Ketika hidup makin sulit dan tidak pasti, apa hal terenak yang bisa dilakukan? Betul, mengagumi orang miskin! Melihat mereka yang hidup sederhana tapi bisa mencapai sesuatu yang besar. Apalagi kalau orang itu bisa lebih ‘sukses’ dibanding kita. Misal, seorang Abdi Dalem Kraton Jogja yang diupah rendah, tapi bisa menguliahkan anak. Cerita yang bisa mengalihkan sesaknya hidup menjadi kagum dan syukur.
Padahal yang dikagumi itu harusnya menjadi bare minimum. Standar hidup layak hari ini. Tapi hidup yang brengsek dan dikelola pemerintah bajingan membuat hal sepele jadi mengagumkan. Sialnya ini semua adalah candu. Alih-alih menjawab masalah struktural, orang berebut onani kemiskinan dan mengagumi hidup yang sesak.

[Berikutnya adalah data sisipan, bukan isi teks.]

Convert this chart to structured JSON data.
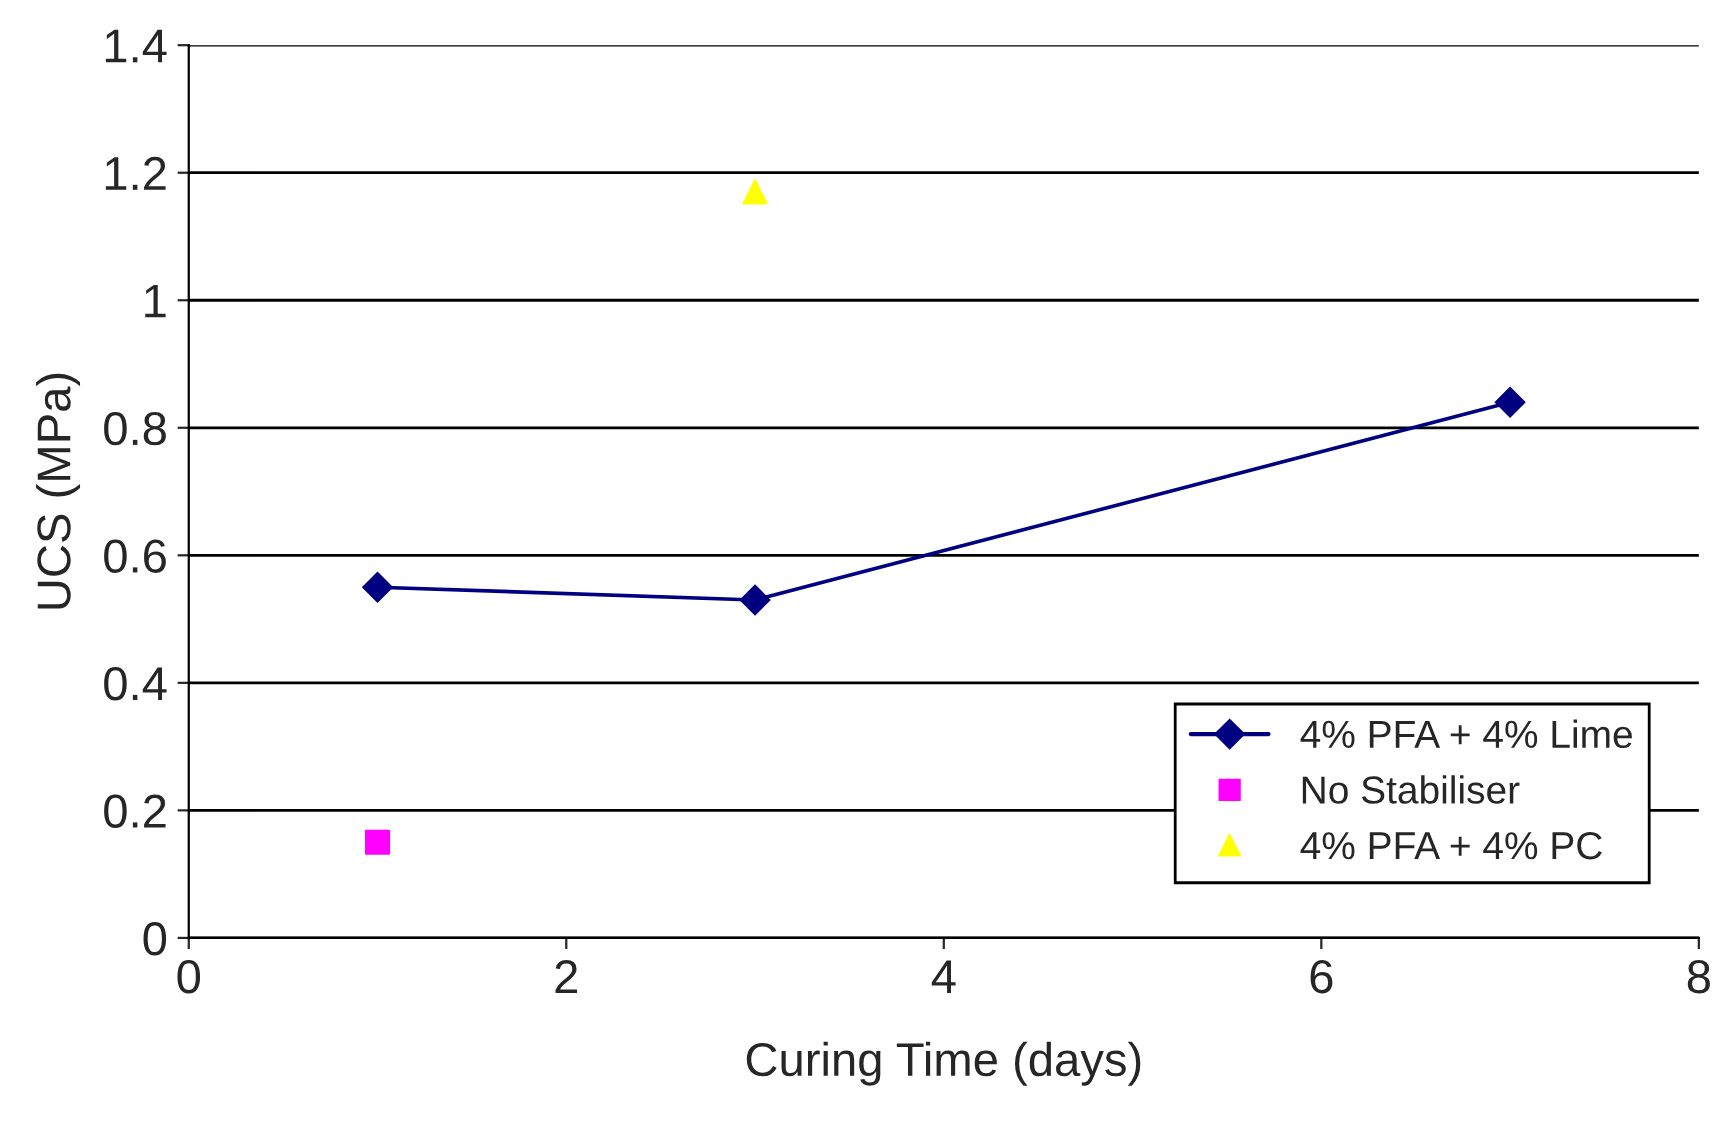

Abdi dalem yang memang melayani bukanlah tanda keberhasilan falsafah narimo ing pandum! Justru menjadi bukti bahwa ada yang salah dalam memahami hidup layak dan sejahtera. Melihat abdi dalem sebagai konsep hidup ideal hanya akan membodohi nalar yang tersisa. Memudahkan penguasa untuk mencekik Anda yang masih ngablu pada idealisme kosmologis nggatheli.
Kekaguman berlebihan pada abdi dalem
Saya masih garuk-garuk kepala yang tak gatal ketika membaca opini Masbiiem melalui akun X @merapi_uncover. Dengan begitu naif dan nggapleki, Masbiiem meromantisasi para abdi dalem yang hidup sederhana bahkan nelangsa. Tapi bisa menghidupi bahkan menguliahkan anak-anaknya. Bahkan ketika abdi dalem hanya gajian tiga bulan sekali dan tidak seberapa.
“Aneh tapi inilah istimewanya Jogja & mereka semua,” kata akun tidak jelas itu. Bentar, yang aneh bukan fenomena ini. Tapi logika patah bawah seorang Masbiiem. Kok bisa memuliakan sistem kerja yang tidak layak sebagai sesuatu yang istimewa?
Tentunya cuitan seperti ini akan disambar ratusan warganet. Terutama mereka yang mempertanyakan logika Masbiiem. Tapi yang mendukung juga banyak. Memandang jadi abdi dalem akan mendatangkan rezeki secara ajaib.
Sepertinya Masbiiem ini terlalu banyak wuru kecubung romantisasi Jogja. Jadi lupa tentang makna sebuah pengabdian. Atau memang otaknya tidak sampai seperti isi cuitannya. Yang jelas, nggatheli!
Memahami pengabdian abdi dalem
Sebelum kalian mengirim somasi, saya mau mengingatkan: saya tidak benci abdi dalem. Mereka adalah orang-orang yang tulus mengorbankan waktu dan tenaga demi pengabdian. Tapi saya benci pada konsep pengabdian yang dipelintir kaum-kaum tidak menapak tanah.
Kunci utama memahami fenomena ‘abdi dalem’ adalah dari kata pertama: abdi. Menjadi abdi dalem bukanlah pekerjaan profesional. Bukan menukar tenaga dan pikiran dengan nafkah. Konsep Abdi Dalem cukup dekat dengan sistem volunteer. Dan seperti yang Anda tahu, sistem volunteer memang rentan dengan kerja keras tanpa apresiasi.
Apresiasi seorang abdi dalem memang jauh dari kriteria hidup layak. Karena memang bukan didasari oleh hubungan industrial. Beberapa sumber menyatakan ‘gaji’ abdi dalem Kraton Jogja hanyalah ratusan ribu sampai dua juta lebih sedikit. ‘Gaji’ jutaan ini adalah honorarium di luar upah simbolis atau kekucah yang mengenaskan. Diambil dari Dana Keistimewaan (Danais) yang triliunan itu. Maka menjadi abdi dalem bukanlah untuk menyambung hidup. Tapi bentuk pengabdian pada budaya Jawa yang (katanya) diwariskan pada monarki Jogja.